之后会缺少ntlk包，在 https://pan.baidu.com/s/1puh4XihywBxvsTW0XkPfyg?pwd=1234 获取ntlk包，新建一个page文件夹用来存放ntlk包。

4.创建一个中文问答的text.py文件并修改

（1）创建test.py文件

import os

import logging

import time

logging.basicConfig(format="%(levelname)s - %(name)s - %(message)s", level=logging.WARNING)

logging.getLogger("haystack").setLevel(logging.INFO)

# 写入库

from haystack.document_stores import FAISSDocumentStore

from haystack.pipelines.standard_pipelines import TextIndexingPipeline

#创建库以及索引

document_store =FAISSDocumentStore(faiss_index_factory_str="Flat",embedding_dim=768)

#加载已有的

document_store# document_store = FAISSDocumentStore.load(index_path="wiki_faiss_index.faiss", config_path="wiki_faiss_index.json")

doc_dir = 'F:\MC-PROJECT\CUDA_Preject/test_haystack\wiki\data_test'

# 对文档进行预处理

files_to_index = [doc_dir + "/" + f for f in os.listdir(doc_dir)]

indexing_pipeline = TextIndexingPipeline(document_store)

indexing_pipeline.run_batch(file_paths=files_to_index)

# 查看切分后的文档

# print(document_store.get_all_documents())

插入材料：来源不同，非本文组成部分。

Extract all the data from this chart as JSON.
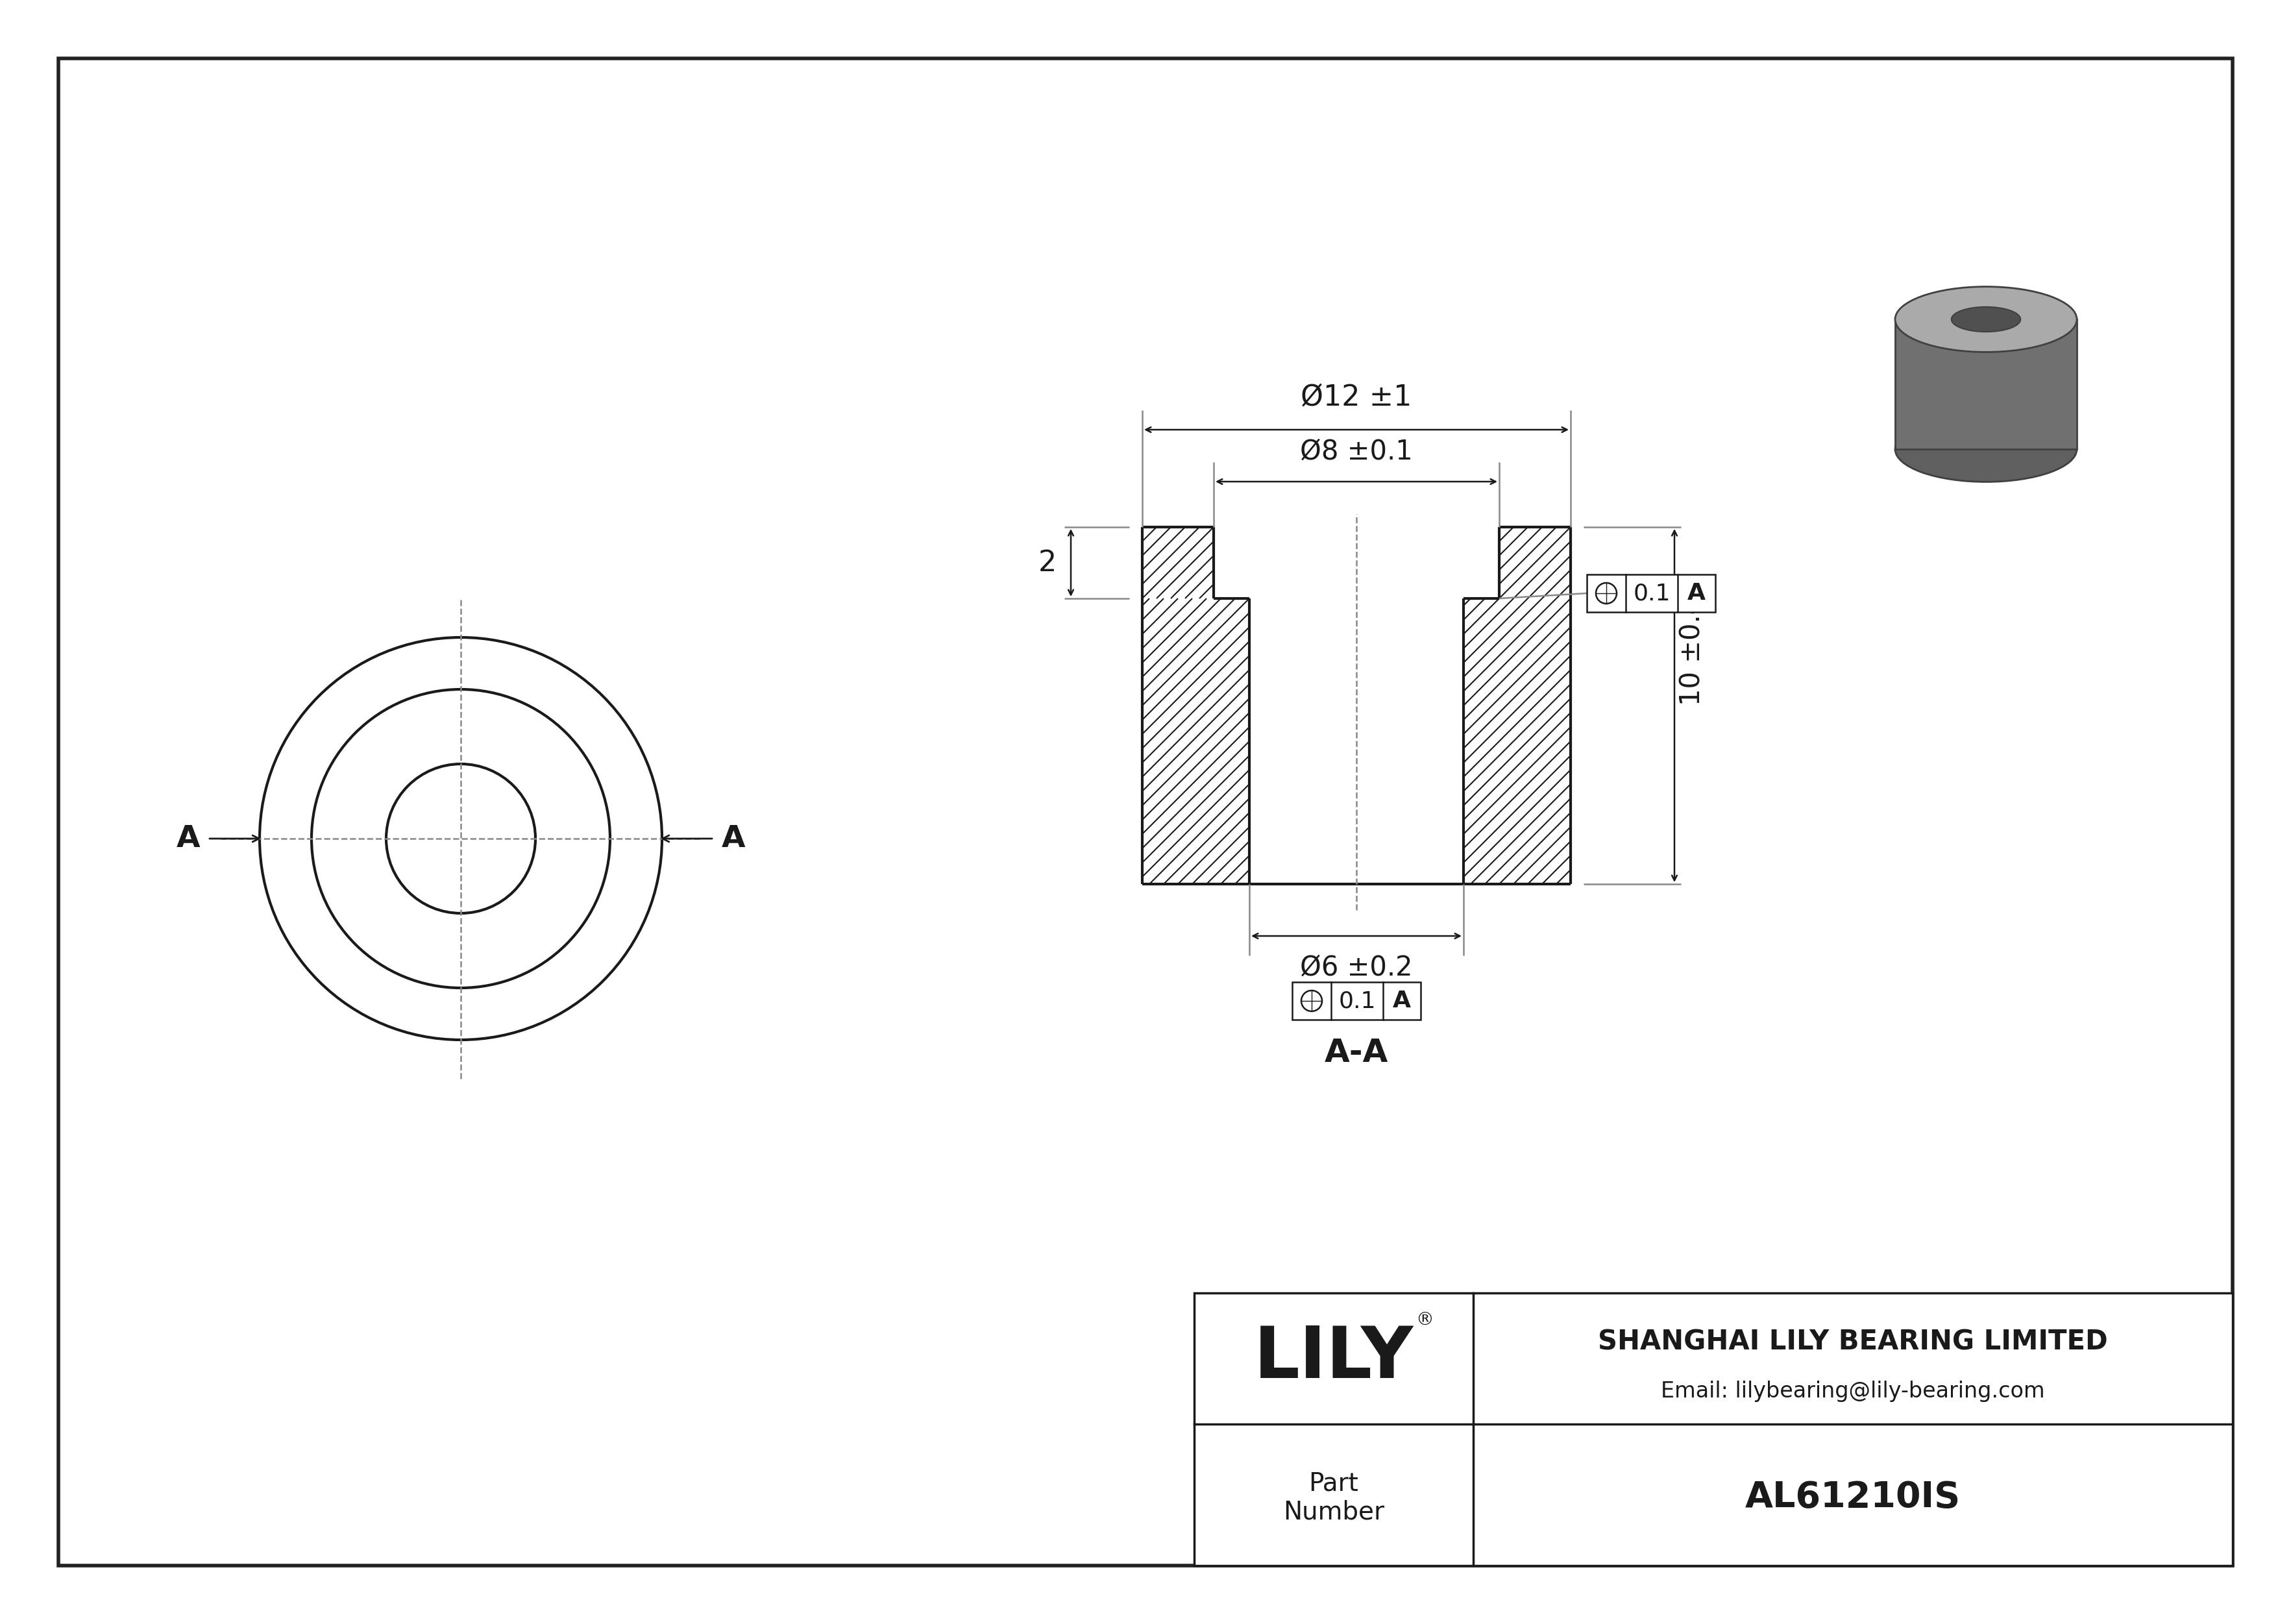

from haystack.nodes import EmbeddingRetriever

# 对文档进行中文相似度embedding，并更新faiss库

retriever = EmbeddingRetriever(

document_store=document_store,

embedding_model="shibing624/text2vec-base-chinese",)#shi权重文件路径修改

document_store.update_embeddings(retriever)

# 将faiss库索引进行持久化存储document_store.save(index_path="wiki_faiss_index.faiss")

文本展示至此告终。